The Gospel set for the Second Sunday of Epiphany is John 2.1-11, the account of Jesus turning water into wine at a wedding in Cana of Galilee.

It is a favourite passage of mine, and paired with my favourite Collect (or Prayer for the Day, the day in question being the Second Sunday of Epiphany).

I want to pay attention to the details. There are six stone jars, for holding water for ritual purification, that is, a physical and bodily action that invites us to pause and to experience our body as holy, something that is both inherently good and chosen by God for his good purposes for his world, truths we lose sight of in the business of daily life. Such rituals are a gift, bringing us back to our body as gift, and are especially relevant to those of us who have been shaped by the Enlightenment and the Cartesian view that ‘I think, therefore I am’ without reference to my body or the bodies of my parents and indeed my ancestors from whom my body was given me.

There are Jewish water-purification rites relating to the menstrual cycle, not because women are a contaminating presence but because they have a body that experiences cycles to be attended to, not only on a practical level; cycles that connect them deeply to all creation. There are Jewish water-purification rites relating to eating bread, inviting us to pause and wonder at our hand, and the intimate connection between labour and food. There are rites of cleansing when laying out the dead, to remind us of the gift of a living, breathing body, for we bring nothing into the world and will take nothing with us when we leave it; and rites of cleansing before a priest declares a blessing, to remind us that a blessing is not merely words but a physical thing, a hand stretched out, air passing through a voice-box, matter connecting with matter in ways that matter.

The water used for water-purification must be living water, that is flowing, directly from a spring. But some took the view that living water could be stored and carried – though not directly touched – in stone jars. Unlike the more common (cheaper, readily available, disposable) clay jars, stone does not become ritually unclean when it comes into contact with something ritually unclean – such as blood, or a corpse. The family hosting the wedding in Cana used stone jars, which suggests that ritual purity was essential to them. This in turn suggests that they were a priestly family. We know that priests lived in Cana, and, along with other priests scattered in Levitical towns across the land, took their rostered turn serving at the temple in Jerusalem. If so, they would also have a spring-fed mikveh (a bath used solely for ritual submersion) in their home, and it would be from this water that the servants filled the jars at Jesus’ direction. (We once owned a house that had a stream flowing through the basement and occasionally flooded and had to be pumped out.) That there are six jars is a matter of biographical detail – the reason there were six jars was because there were six jars – not some theological symbolism – six days of creation, for example. The significant detail is that they were stone.

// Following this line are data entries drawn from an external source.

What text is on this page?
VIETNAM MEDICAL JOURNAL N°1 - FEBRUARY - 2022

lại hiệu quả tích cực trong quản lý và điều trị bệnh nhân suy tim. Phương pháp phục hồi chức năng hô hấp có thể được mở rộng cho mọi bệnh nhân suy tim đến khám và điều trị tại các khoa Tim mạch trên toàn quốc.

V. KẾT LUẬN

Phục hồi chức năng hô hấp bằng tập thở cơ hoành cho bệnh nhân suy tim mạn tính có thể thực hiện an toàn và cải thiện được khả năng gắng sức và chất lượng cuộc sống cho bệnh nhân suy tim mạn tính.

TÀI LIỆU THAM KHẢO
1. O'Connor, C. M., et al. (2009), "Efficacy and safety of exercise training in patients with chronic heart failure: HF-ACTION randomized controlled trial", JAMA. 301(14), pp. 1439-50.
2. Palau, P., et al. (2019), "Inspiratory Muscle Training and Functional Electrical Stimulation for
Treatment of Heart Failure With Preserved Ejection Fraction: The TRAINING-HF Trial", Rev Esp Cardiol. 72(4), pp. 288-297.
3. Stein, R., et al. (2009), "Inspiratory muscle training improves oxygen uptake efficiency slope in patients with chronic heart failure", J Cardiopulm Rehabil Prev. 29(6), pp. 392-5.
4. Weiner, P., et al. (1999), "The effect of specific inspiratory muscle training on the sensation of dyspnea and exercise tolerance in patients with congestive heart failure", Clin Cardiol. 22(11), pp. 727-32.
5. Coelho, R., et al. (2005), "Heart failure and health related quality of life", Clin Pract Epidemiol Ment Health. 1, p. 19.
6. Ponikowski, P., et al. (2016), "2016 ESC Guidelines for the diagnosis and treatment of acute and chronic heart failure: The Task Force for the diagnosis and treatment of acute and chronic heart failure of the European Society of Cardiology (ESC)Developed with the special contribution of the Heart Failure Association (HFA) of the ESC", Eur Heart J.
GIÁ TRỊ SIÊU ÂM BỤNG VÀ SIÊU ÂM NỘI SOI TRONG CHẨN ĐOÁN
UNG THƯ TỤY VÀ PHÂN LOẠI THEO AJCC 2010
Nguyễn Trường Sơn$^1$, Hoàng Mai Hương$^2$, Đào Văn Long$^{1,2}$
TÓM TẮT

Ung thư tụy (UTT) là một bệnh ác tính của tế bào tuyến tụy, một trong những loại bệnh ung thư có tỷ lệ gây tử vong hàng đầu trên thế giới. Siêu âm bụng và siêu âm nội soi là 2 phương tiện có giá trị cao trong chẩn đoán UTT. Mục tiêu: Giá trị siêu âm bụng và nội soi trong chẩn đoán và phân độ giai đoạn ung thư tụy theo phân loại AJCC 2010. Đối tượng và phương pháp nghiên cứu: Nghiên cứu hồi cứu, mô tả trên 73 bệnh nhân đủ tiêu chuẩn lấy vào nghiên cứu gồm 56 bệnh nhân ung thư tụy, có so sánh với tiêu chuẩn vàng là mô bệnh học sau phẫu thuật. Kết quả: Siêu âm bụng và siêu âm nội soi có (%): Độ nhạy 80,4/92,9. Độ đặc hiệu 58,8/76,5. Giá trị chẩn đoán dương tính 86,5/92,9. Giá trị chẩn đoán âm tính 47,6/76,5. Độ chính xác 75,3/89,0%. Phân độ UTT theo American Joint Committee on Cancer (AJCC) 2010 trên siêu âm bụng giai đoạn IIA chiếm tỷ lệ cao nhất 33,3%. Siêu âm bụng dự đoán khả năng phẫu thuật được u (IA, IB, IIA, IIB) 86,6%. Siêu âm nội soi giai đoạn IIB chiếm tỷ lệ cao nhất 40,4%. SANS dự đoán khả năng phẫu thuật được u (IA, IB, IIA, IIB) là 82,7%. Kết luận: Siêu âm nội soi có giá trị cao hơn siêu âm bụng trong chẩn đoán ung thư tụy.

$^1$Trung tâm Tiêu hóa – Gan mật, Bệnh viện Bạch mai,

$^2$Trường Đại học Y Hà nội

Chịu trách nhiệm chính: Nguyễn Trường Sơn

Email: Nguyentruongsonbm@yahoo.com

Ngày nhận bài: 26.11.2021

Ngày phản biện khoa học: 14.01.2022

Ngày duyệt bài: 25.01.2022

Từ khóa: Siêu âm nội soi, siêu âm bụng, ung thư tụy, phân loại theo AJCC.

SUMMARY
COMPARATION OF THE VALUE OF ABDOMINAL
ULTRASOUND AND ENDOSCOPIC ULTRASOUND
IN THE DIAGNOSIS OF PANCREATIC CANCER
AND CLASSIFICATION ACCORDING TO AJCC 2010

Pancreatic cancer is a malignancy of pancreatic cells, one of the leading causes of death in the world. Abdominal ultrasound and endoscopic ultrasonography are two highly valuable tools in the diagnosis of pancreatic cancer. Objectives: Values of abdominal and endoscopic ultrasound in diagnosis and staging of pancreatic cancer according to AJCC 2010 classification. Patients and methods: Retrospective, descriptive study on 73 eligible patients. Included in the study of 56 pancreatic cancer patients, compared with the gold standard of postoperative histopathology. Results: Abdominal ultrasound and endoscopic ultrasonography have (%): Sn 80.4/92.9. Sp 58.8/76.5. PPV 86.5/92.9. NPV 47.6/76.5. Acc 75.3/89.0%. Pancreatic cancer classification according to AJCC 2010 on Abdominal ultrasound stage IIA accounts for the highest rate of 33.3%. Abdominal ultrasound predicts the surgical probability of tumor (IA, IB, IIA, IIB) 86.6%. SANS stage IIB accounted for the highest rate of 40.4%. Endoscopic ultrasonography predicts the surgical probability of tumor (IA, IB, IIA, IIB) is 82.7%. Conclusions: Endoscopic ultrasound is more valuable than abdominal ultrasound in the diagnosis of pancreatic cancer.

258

Mary, the mother of Jesus, and Jesus himself are invited guests, and the kind of close-circle guests expected to stay for the duration. Mary herself is thought to have been from a priestly family, and these may be her relatives. As she is not the host but nonetheless keeps a close and interested eye on proceedings, it is possible that this is the wedding of one of Jesus’ siblings. It is possible – though this is entirely speculative – that it is the wedding of one of Jesus’ sisters to Nathanael, after Nathanael has discovered that good things can come out of Nazareth after all, and Jesus has vetted Nathanael and declared him to be ‘a true Israelite in whom there is no deceit.’

Everything about this account – the jars, the water, the wine – is gift. It is not the case that the wine is better than the water (though it is better than the wine that had already been consumed). Jesus is not superseding anything here. We are not doing away with Judaism. Everything is gift and everything matters. The servants must manoeuvre heavy stone jars, fill them from the mikveh, carry them back, dip a ladle into the water, which is now wine. The master of ceremonies must lift the wine to his lips and drink, and declare it very good, though he does not know from where it came or why it is only now being brought out. The servants know where the wine came from, but not how it came to be wine. It is gift, and mystery. It is participation.

The Collect for the Second Sunday of Epiphany declares:

Almighty God,
in Christ you make all things new:
transform the poverty of our nature by the riches of your grace
and in the renewal of our lives
make known your heavenly glory ...

The phrase ‘the poverty of our nature’ is a recognition that we do not make ourselves – do not summon ourselves into being by our own power and authority – but receive our life as a contingent gift, wondrous, deeply connected to others. We do not need to make ourselves acceptable to God; nor does Jesus need to make us acceptable to God (though he may need to open our eyes to see). Yet, as if this were not wondrous enough, what is already gift is transformed into another – a different – gift ‘by the riches of [God’s] grace’ – that is, through the act of another gift-giving. This is grace upon grace.

You are a gift, and that gift is embodied. That body will age, and experience limitations, and is intended to become thoroughly inter-dependent with others, who are themselves also gifts who enjoy the gift of life. The gift you are is a gift that will undergo transformation, many times over, as your personal story is woven into the big story God is co-authoring with humanity. Like the servants and the steward, we will both know and not know what it is that has happened, for it is a mystery, not to be explained but to be entered. Like the disciples, we will be given a glimpse of Jesus’ glory and are encouraged to respond by affirming our belief in him. The occasion of our transformation may be a running out of some resource, as the wine ran out; or the abundance of a resource, as the water filled the jars to the brim. The ebb and flow of our lives is full of endings and beginnings. In all things, may Jesus be glorified.